Biasanya film yang diangkat dari karya sastra, banyak yang mengecewakan saat difilmkan, namun KMGP menjadi pengecualian. Meski ada beberapa adegan yang tidak sama dengan di buku, namun ‘ruh’ bukunya sungguh terasa.

Beberapa perbedaan itu antara lain: setting Madura di buku diubah menjadi Ternate. Lalu tokoh Yudi dan Gagah yang tidak bertemu dalam satu masa di buku, dalam film berada di satu masa. Bila di buku Gita berjumpa Yudi saat ia sudah mengenakan jilbab, maka di film masa itu ditarik mundur saat Gita sedang menghadapi konflik berkepanjangan dengan Gagah. Dalam buku tidak dijelaskan asal usul Yudi secara detil, namun di film dijelaskan orangtua dan latar belakang Yudi. Menariknya, pengenalan Gita terhadap Yudi sebagai “Abdullah” versi buku, di versi film menjadi “Fisabilillah.” Kita tertawa saat Gita menyebut Yudi dengan “Mas Fisabilillah”.

Saya kira keberadaan Helvy Tiana Rosa sang penulis buku KMGP yang terjun langsung menjadi produser film KMGP turut menentukan perubahan-perubahan ini pula, terutama dalam menyampaikan misi bahwa “Islam itu indah, Islam itu cinta, Islam itu gagah.”

Secara keseluruhan film ini cocok untuk semua umur, terutama bagi para remaja.
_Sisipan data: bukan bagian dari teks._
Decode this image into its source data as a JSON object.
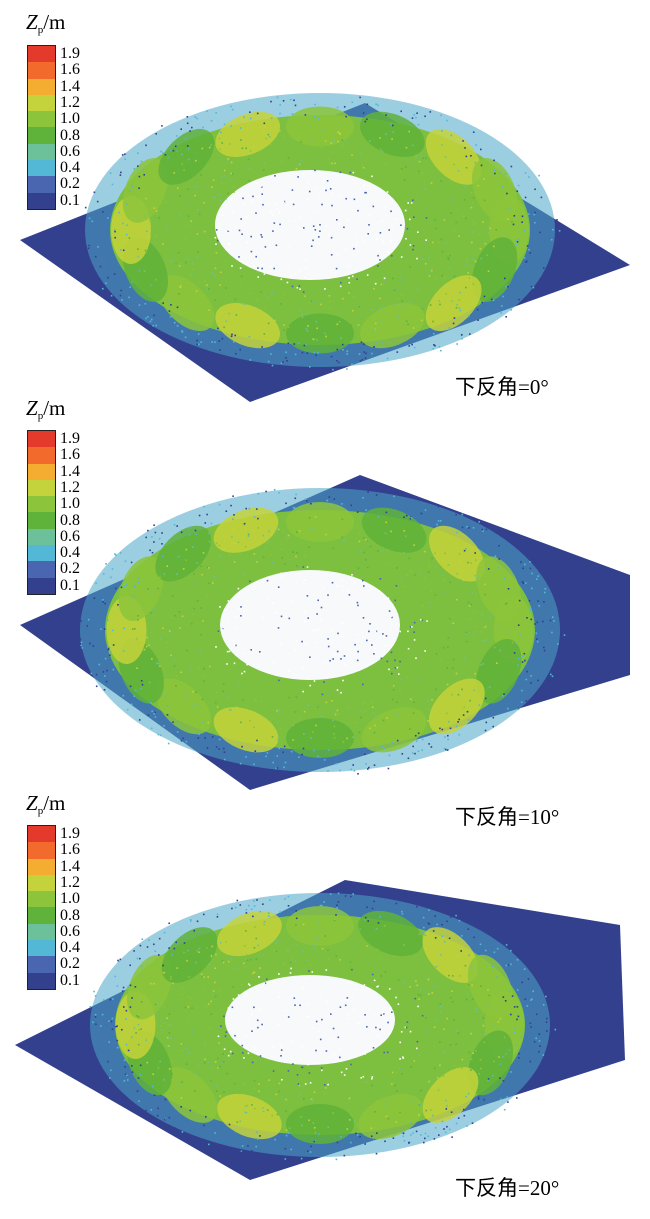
{
  "colorbar": {
    "title_symbol": "Z",
    "title_subscript": "p",
    "title_unit": "/m",
    "levels": [
      "1.9",
      "1.6",
      "1.4",
      "1.2",
      "1.0",
      "0.8",
      "0.6",
      "0.4",
      "0.2",
      "0.1"
    ],
    "colors": [
      "#e43a2c",
      "#f26a2c",
      "#f5ad31",
      "#c4d23b",
      "#8cc43b",
      "#5fb23a",
      "#6cc19a",
      "#53b7d6",
      "#4a66b0",
      "#33408e"
    ]
  },
  "panels": [
    {
      "caption": "下反角=0°"
    },
    {
      "caption": "下反角=10°"
    },
    {
      "caption": "下反角=20°"
    }
  ]
}
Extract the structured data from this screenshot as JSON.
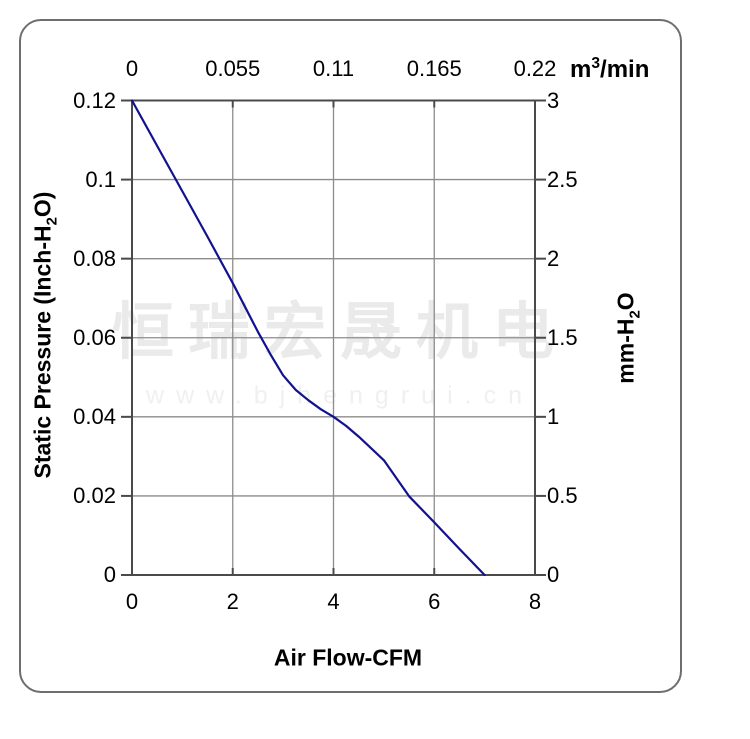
{
  "page": {
    "background": "#ffffff",
    "frame_border_color": "#6e6e6e"
  },
  "watermark": {
    "line1": "恒瑞宏晟机电",
    "line2": "www.bjhengrui.cn"
  },
  "chart_data": {
    "type": "line",
    "title": "",
    "grid": true,
    "legend": false,
    "x_axis_bottom": {
      "label": "Air Flow-CFM",
      "tick_labels": [
        "0",
        "2",
        "4",
        "6",
        "8"
      ],
      "range": [
        0,
        8
      ]
    },
    "x_axis_top": {
      "tick_labels": [
        "0",
        "0.055",
        "0.11",
        "0.165",
        "0.22"
      ],
      "unit_prefix": "m",
      "unit_sup": "3",
      "unit_suffix": "/min",
      "range": [
        0,
        0.22
      ]
    },
    "y_axis_left": {
      "label_prefix": "Static Pressure (Inch-H",
      "label_sub": "2",
      "label_suffix": "O)",
      "tick_labels": [
        "0.12",
        "0.1",
        "0.08",
        "0.06",
        "0.04",
        "0.02",
        "0"
      ],
      "range": [
        0,
        0.12
      ]
    },
    "y_axis_right": {
      "label_prefix": "mm-H",
      "label_sub": "2",
      "label_suffix": "O",
      "tick_labels": [
        "3",
        "2.5",
        "2",
        "1.5",
        "1",
        "0.5",
        "0"
      ],
      "range": [
        0,
        3
      ]
    },
    "colors": {
      "curve": "#12128e",
      "grid": "#8c8c8c",
      "plot_border": "#4a4a4a",
      "text": "#000000",
      "watermark_cn": "#eaeaea",
      "watermark_url": "#f0f0f0"
    },
    "series": [
      {
        "name": "static-pressure-vs-airflow",
        "points": [
          [
            0,
            0.12
          ],
          [
            0.5,
            0.1085
          ],
          [
            1,
            0.097
          ],
          [
            1.5,
            0.0855
          ],
          [
            2,
            0.0738
          ],
          [
            2.5,
            0.0615
          ],
          [
            2.75,
            0.0558
          ],
          [
            3,
            0.0505
          ],
          [
            3.25,
            0.0468
          ],
          [
            3.5,
            0.0442
          ],
          [
            3.75,
            0.0419
          ],
          [
            4,
            0.04
          ],
          [
            4.25,
            0.0377
          ],
          [
            4.5,
            0.035
          ],
          [
            5,
            0.029
          ],
          [
            5.5,
            0.0199
          ],
          [
            6,
            0.0133
          ],
          [
            6.5,
            0.0066
          ],
          [
            7,
            0
          ]
        ]
      }
    ]
  }
}
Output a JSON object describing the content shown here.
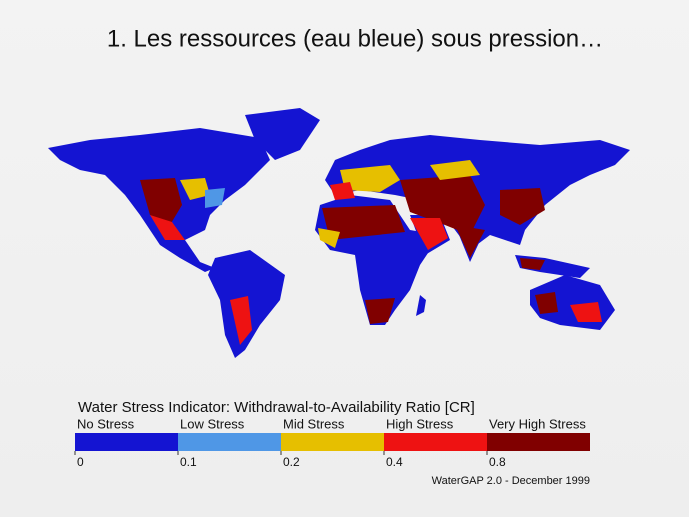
{
  "title": "1. Les ressources (eau bleue) sous pression…",
  "legend": {
    "title": "Water Stress Indicator: Withdrawal-to-Availability Ratio [CR]",
    "classes": [
      {
        "label": "No Stress",
        "color": "#1414d2"
      },
      {
        "label": "Low Stress",
        "color": "#4f97e6"
      },
      {
        "label": "Mid Stress",
        "color": "#e6bf00"
      },
      {
        "label": "High Stress",
        "color": "#ee1212"
      },
      {
        "label": "Very High Stress",
        "color": "#800000"
      }
    ],
    "thresholds": [
      0,
      0.1,
      0.2,
      0.4,
      0.8
    ]
  },
  "credit": "WaterGAP 2.0 - December 1999"
}
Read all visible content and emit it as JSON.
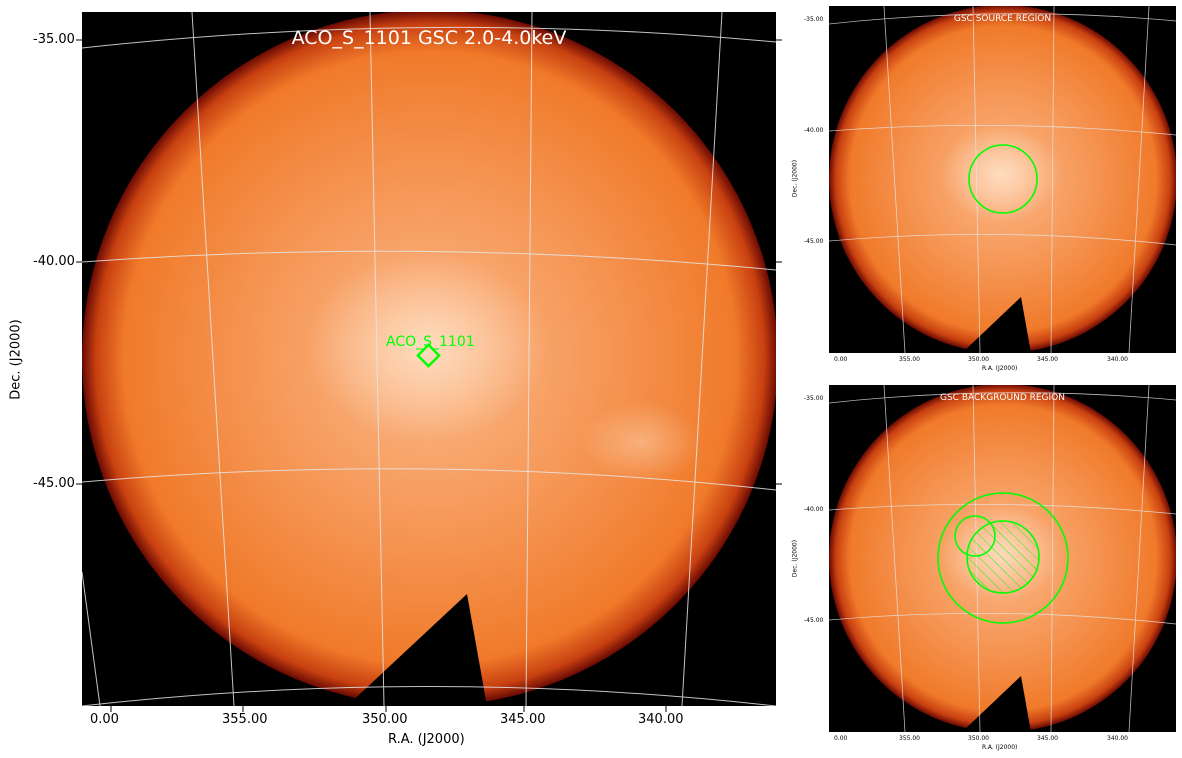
{
  "main": {
    "title": "ACO_S_1101 GSC 2.0-4.0keV",
    "source_label": "ACO_S_1101",
    "xlabel": "R.A. (J2000)",
    "ylabel": "Dec. (J2000)",
    "xticks": [
      "0.00",
      "355.00",
      "350.00",
      "345.00",
      "340.00"
    ],
    "yticks": [
      "-35.00",
      "-40.00",
      "-45.00"
    ]
  },
  "source_region": {
    "title": "GSC SOURCE REGION",
    "xlabel": "R.A. (J2000)",
    "ylabel": "Dec. (J2000)",
    "xticks": [
      "0.00",
      "355.00",
      "350.00",
      "345.00",
      "340.00"
    ],
    "yticks": [
      "-35.00",
      "-40.00",
      "-45.00"
    ]
  },
  "background_region": {
    "title": "GSC BACKGROUND REGION",
    "xlabel": "R.A. (J2000)",
    "ylabel": "Dec. (J2000)",
    "xticks": [
      "0.00",
      "355.00",
      "350.00",
      "345.00",
      "340.00"
    ],
    "yticks": [
      "-35.00",
      "-40.00",
      "-45.00"
    ]
  },
  "colors": {
    "sky_orange": "#f07a2a",
    "edge_red": "#b01808",
    "background": "#000000",
    "region_green": "#00ff00",
    "grid": "#dddddd"
  }
}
KMGP menarik, mengajarkan nilai-nilai kemanusiaan dan kekeluargaan dengan ‘renyah’ sambil kita tertawa-tawa dan terharu, sesuatu yang jarang diangkat dalam film-film kita.

Ia juga menjadi sangat kontekstual di tengah kecurigaan atau sikap islamophobia dunia terhadap keberadaan para aktivis ge
rakan Islam, sebagaimana Gita yang sempat mengira abang yang ia sayangi itu berubah mungkin karena mengikuti aliran sesat atau menjadi korban radikalisme. Ya pada akhirnya, KMGP merupakan film yang menggugah kesadaran kita tentang arti sebuah perubahan, sebuah revolusi mental, dan bagaimana kita harus saling menghargai perbedaan. Seperti kata Tika: “Berbeda itu kece.” Atau seperti yang disampaikan Gagah: “Jika kita tidak menyetujui suatu kebaikan yang mungkin belum bisa kita pahami, kita bisa coba untuk menghargainya.”

Film produksi IndoBroadcast bekerjasama dengan Aksi Cepat Tanggap ini telah ditunggu selama lebih dari 20 tahun oleh para pembacanya yang turut “patungan” untuk kehadiran film ini. Helvy berkomitmen menyumbangkan 50% keuntungan film untuk dana kemanusiaan. Di luar itu bila tercapai 1 juta penonton, akan ditambah lagi 1 Milyar untuk pendidikan anak-anak di Indonesia Timur dan 1 Milyar lagi untuk pendidikan anak-anak Palestina.

Mari kita dukung film bermutu ini dengan menyaksikannya segera di bioskop. Saya dengar kabar KMGP 2 akan segera tayang juga, jadi jangan sampai terlewat. Dari rentang skor 1 sampai 10, saya beri 9 untuk film ini.